Makineyi tamamen doldurunca veya tek parça kıyafeti makineye attığınızda ne kadar deterjan koyacağınızı bilemiyor olabilirsiniz. İşte tam bu noktada i-Dos Deterjan Tarama teknolojisi devreye giriyor. Siemens Home Connect üzerinden şişelerin barkodunu okutup su sertliği ve deterjan yoğunluğunu makineye iletiyor, i-Dos ise her yıkamada doğru miktarı otomatik olarak ayarlıyor. Üstelik Siemens Home Connect uygulaması, deterjan seviyesini takip ederek deterjanınız tükenmeden önce size haber veriyor. Tek yapmanız gereken uygulamayı telefonunuza yüklemek ve çamaşır makinenizi uygulamaya bağlamak. 

stainRemoval teknolojisi: Zorlu lekelerle inatlaşmayı unutun 

Çay, yağ, makyaj, çikolata lekeleri… Gün içinde fark etmeden üzerinize bulaşan lekeler artık kâbus olmaktan çıkıyor. Siemens iQ500 çamaşır makinesi ile stainRemoval teknolojisi devreye giriyor. Tek bir dokunuşla çay, yağ, kozmetik veya günlük hayatta karşılaştığınız diğer zor lekeler için özel programları aktif edebilirsiniz. 

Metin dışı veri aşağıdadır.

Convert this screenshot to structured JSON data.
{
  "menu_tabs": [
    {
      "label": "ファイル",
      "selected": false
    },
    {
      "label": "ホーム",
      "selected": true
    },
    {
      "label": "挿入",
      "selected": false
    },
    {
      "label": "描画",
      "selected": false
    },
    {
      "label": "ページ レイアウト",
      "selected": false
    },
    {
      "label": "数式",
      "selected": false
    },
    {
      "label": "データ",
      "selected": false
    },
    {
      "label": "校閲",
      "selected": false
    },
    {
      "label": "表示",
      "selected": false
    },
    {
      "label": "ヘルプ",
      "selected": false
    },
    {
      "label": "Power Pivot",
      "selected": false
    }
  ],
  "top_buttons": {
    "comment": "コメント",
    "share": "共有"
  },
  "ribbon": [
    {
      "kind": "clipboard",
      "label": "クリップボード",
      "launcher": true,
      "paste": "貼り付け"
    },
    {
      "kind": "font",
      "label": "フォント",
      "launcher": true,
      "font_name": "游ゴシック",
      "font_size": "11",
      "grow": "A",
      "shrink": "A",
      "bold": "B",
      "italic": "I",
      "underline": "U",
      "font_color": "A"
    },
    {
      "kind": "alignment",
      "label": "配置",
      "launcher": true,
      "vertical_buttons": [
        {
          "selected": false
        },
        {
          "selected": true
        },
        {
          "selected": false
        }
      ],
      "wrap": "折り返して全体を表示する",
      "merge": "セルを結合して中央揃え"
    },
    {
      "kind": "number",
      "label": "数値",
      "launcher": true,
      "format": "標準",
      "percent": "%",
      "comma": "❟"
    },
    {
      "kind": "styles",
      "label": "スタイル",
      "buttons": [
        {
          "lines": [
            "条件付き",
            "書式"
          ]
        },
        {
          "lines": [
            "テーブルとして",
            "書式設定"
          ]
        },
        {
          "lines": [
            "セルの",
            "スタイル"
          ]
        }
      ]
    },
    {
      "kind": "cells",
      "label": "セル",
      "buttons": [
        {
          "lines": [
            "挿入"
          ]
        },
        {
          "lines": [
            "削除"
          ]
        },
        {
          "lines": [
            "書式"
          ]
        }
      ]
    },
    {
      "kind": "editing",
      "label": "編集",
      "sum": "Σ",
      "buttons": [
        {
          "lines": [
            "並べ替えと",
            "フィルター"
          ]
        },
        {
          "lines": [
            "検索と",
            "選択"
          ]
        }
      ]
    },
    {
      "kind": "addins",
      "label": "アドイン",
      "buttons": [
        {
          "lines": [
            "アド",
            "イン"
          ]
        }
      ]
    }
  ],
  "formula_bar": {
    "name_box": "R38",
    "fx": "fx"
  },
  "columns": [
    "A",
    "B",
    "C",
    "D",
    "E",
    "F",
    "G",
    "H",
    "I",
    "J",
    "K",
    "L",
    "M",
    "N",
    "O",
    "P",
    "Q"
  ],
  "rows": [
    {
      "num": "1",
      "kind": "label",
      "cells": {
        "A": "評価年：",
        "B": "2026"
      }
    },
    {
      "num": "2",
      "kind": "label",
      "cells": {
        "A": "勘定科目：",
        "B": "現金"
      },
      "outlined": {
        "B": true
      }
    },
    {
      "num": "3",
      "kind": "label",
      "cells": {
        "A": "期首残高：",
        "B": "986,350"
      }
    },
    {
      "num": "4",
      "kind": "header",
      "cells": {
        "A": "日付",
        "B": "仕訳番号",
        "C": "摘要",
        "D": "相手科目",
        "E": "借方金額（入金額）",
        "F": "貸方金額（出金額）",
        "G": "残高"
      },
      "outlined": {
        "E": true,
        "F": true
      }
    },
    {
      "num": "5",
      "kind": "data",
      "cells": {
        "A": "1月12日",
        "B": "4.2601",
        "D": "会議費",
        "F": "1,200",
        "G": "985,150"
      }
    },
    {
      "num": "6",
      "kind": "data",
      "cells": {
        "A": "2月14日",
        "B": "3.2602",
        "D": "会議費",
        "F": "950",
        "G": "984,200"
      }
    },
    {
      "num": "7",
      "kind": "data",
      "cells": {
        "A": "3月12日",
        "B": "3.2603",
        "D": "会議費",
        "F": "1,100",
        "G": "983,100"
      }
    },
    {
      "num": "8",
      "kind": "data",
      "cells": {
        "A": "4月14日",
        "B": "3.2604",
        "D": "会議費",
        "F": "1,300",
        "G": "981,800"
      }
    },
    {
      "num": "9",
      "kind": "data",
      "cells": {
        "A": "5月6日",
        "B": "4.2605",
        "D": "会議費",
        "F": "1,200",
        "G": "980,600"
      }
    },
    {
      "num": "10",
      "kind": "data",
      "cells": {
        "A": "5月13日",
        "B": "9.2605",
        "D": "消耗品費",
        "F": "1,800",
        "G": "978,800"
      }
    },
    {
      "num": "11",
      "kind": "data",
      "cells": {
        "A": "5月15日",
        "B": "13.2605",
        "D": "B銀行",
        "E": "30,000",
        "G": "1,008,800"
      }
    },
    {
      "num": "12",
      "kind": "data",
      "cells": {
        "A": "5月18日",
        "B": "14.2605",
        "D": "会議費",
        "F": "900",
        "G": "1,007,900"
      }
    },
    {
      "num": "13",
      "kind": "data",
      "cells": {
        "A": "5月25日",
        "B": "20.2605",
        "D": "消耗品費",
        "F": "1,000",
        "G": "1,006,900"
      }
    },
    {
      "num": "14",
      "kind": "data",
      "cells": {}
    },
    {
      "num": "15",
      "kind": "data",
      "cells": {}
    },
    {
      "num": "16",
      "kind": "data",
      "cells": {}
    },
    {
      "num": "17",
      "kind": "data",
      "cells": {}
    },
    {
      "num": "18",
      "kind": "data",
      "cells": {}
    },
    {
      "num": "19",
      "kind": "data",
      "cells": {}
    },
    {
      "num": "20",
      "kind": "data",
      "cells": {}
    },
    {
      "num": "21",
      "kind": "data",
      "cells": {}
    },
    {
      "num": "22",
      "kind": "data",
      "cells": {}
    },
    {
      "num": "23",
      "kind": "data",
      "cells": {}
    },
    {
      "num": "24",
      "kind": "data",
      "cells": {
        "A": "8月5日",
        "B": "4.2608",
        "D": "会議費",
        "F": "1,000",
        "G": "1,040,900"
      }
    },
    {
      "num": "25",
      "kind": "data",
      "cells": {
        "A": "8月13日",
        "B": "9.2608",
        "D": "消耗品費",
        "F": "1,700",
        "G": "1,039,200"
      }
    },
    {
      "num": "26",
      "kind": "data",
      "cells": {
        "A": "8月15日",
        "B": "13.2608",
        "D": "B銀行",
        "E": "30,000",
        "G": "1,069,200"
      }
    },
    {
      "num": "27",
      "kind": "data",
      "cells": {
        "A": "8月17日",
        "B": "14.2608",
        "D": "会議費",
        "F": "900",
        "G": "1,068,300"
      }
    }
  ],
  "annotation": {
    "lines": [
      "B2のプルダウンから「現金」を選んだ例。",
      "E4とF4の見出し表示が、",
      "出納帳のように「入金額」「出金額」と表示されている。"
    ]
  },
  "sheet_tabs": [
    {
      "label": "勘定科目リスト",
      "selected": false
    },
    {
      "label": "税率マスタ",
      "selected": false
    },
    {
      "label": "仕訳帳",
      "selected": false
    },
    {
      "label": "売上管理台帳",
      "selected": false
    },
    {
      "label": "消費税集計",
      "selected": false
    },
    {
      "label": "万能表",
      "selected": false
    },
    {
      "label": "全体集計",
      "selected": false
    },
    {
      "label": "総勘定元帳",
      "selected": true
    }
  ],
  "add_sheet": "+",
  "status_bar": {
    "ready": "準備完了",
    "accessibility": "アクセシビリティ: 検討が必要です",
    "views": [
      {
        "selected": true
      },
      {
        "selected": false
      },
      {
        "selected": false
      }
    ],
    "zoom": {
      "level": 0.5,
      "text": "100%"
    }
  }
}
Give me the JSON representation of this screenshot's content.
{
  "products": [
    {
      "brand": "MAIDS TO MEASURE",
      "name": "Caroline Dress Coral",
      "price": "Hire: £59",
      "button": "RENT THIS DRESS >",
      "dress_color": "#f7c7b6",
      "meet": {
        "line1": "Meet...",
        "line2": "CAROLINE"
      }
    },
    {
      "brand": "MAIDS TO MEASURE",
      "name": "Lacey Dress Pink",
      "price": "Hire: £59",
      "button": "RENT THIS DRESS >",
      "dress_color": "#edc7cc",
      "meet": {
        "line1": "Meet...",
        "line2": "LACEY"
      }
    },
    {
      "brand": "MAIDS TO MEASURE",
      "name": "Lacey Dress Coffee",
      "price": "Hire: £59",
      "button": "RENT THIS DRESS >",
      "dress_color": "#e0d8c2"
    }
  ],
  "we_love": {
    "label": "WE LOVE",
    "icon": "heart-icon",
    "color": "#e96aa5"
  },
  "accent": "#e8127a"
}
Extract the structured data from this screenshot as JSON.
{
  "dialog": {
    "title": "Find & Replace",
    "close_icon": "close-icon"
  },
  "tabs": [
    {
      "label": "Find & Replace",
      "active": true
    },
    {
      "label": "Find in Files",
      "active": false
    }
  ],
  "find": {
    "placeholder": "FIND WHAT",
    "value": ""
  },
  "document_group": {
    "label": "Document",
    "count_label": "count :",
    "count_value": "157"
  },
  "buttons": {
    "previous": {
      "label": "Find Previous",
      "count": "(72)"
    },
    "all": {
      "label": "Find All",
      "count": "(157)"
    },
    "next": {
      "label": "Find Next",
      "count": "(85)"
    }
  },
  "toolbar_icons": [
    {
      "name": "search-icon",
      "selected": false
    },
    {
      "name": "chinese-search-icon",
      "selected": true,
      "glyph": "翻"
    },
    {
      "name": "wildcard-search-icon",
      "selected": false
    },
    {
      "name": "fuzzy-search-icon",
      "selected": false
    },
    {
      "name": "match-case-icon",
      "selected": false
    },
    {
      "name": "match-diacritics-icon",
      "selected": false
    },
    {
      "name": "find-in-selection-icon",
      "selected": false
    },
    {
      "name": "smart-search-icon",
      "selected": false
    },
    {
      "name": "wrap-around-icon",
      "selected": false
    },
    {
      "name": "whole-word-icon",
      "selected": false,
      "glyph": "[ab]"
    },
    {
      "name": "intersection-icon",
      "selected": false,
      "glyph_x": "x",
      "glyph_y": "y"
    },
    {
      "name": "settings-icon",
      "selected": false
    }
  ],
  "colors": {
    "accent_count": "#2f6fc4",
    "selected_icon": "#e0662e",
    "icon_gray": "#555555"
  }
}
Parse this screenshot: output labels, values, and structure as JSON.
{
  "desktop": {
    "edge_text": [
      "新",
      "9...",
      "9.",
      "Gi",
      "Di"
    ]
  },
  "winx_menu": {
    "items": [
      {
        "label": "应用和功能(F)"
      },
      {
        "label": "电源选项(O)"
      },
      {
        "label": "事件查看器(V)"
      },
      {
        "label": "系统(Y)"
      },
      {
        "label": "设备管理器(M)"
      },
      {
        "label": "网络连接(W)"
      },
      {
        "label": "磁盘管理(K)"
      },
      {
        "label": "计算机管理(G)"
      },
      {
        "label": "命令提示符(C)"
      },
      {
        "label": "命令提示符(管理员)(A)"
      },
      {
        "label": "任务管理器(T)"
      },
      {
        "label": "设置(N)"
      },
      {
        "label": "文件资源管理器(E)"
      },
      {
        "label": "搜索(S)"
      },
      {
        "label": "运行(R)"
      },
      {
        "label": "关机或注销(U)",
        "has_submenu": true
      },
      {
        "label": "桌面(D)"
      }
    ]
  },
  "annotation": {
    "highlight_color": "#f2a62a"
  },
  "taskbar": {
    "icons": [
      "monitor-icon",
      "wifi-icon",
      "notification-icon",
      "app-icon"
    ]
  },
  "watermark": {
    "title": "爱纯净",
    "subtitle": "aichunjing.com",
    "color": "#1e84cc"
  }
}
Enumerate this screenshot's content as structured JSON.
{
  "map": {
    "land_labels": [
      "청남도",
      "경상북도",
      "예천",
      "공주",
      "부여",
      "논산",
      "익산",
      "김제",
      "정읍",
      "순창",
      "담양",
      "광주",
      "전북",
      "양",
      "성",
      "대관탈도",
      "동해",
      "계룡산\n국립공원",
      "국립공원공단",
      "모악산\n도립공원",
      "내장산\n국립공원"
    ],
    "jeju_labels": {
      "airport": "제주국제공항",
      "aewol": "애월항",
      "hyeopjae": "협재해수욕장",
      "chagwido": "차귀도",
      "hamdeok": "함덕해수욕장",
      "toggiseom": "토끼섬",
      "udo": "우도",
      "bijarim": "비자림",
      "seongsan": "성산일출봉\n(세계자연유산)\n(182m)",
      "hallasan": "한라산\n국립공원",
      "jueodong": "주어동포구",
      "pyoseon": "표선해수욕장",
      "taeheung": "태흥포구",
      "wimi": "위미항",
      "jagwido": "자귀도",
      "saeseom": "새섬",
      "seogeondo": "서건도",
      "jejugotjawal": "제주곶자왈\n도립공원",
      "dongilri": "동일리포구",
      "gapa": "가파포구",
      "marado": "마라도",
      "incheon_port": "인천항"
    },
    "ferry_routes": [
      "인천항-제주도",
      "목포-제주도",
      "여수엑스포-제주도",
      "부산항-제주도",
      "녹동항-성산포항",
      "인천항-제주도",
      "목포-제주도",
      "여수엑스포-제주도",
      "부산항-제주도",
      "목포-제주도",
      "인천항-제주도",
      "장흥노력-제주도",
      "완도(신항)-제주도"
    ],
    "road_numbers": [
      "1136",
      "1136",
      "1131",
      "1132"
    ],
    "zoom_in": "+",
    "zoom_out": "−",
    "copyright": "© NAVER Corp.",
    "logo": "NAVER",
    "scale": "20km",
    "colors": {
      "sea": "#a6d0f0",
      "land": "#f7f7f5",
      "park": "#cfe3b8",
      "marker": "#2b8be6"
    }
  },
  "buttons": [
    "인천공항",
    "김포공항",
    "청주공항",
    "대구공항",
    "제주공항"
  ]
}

Siemens Home Connect uygulaması sayesinde daha fazla leke türünü ve bunlar için geliştirilmiş özel programları keşfetmek de mümkün. Yani sadece “lekeyi çıkar” demekle kalmıyor, sizin için en doğru yıkama programını da otomatik olarak öneriyor. Böylece hem lekelerle uğraşmak zorunda kalmıyor hem de giysilerinizin ömrünü koruyorsunuz. 

Artık çocuğunuza yemek yedirirken dökülen yemek lekeleri, kahve kazaları ya da mutfakta sıçrayan yağ lekeleri sizi endişelendirmiyor. stainRemoval, günlük hayatın getirdiği küçük sürprizlere karşı en güvenilir yardımcınız oluyor. 

Siemens iQ500 çamaşır ve kurutma makineleri, artık sadece kıyafetlerinizi temizleyen makineler değil; size zaman, konfor ve güven veren akıllı iş ortaklarınızdır. Ütüye harcadığınız vakti kendinize ayırın, lekelerle uğraşmayı unutun ve teknolojinin yaşam alanınıza uyumunun keyfini yaşayın.

*Bu yazı Siemens’in katkılarıyla hazırlanmıştır.